Ann Osgerby

Personal information
- Born: 20 January 1963 (age 63) Preston, Lancashire, England, UK

Sport
- Sport: Swimming
- Club: Wigan SC

Medal record
Women's swimming
Representing Great Britain
Olympic Games
| Silver medal – second place | 1980 Moscow | 4×100 m medley |
Representing England
Commonwealth Games
| Silver medal – second place | 1982 Brisbane | 4×100 m medley |
| Bronze medal – third place | 1982 Brisbane | 200 m butterfly |

= Ann Osgerby =

English swimmer (born 1963)

Ann Osgerby (born 20 January 1963), later known by her married name Ann Osgerby Inge, is an English former butterfly swimmer.

==Swimming career==
Osgerby represented Great Britain at two consecutive Summer Olympics, starting in 1980. She also represented Great Britain at the World Championships in 1978 and 1982, Commonwealth Games 1978 and 1982, European Championships 1981 and 1983, World Cup 1979. Osgerby became the British women's team captain in 1982 and held that position for two years until retiring after the 1984 Los Angeles Olympic Games suffering from an ongoing injury of tendonitis in both shoulders.

At her Olympic debut in Moscow she won the silver medal as a member of the British women's team in the 4×100-metre medley relay, alongside June Croft, Helen Jameson, and Margaret Kelly. She is the twin sister of Janet Osgerby, who competed as a swimmer at the 1980 Summer Olympics and became the first identical twins to appear in the same Olympic final, gaining a place in the Guinness Book of World Records.
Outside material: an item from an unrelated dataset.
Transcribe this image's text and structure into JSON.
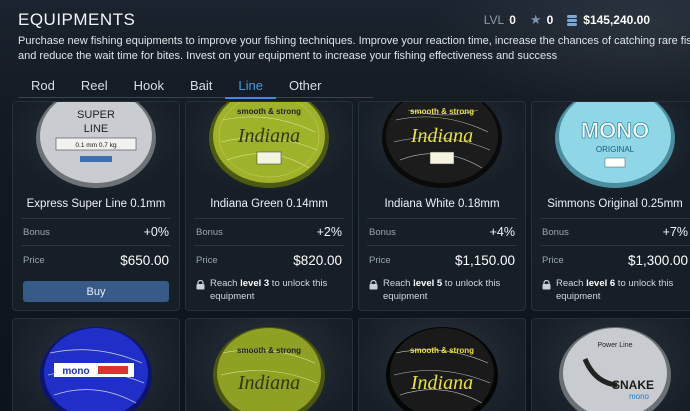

She represented England in the butterfly events, at the 1978 Commonwealth Games in Edmonton, Alberta, Canada. Four years later she represented England and won a bronze medal in the 200 metres butterfly and a silver medal in the 4 x 100 metres medley relay, at the 1982 Commonwealth Games in Brisbane, Queensland, Australia. She also won the ASA National Championship title in the 100 metres butterfly (1980, 1982, 1983) and the title in the 200 metres butterfly (1980, 1981, 1983).

==Personal life==
Her twin sister is Janet Osgerby, who was also an international swimmer.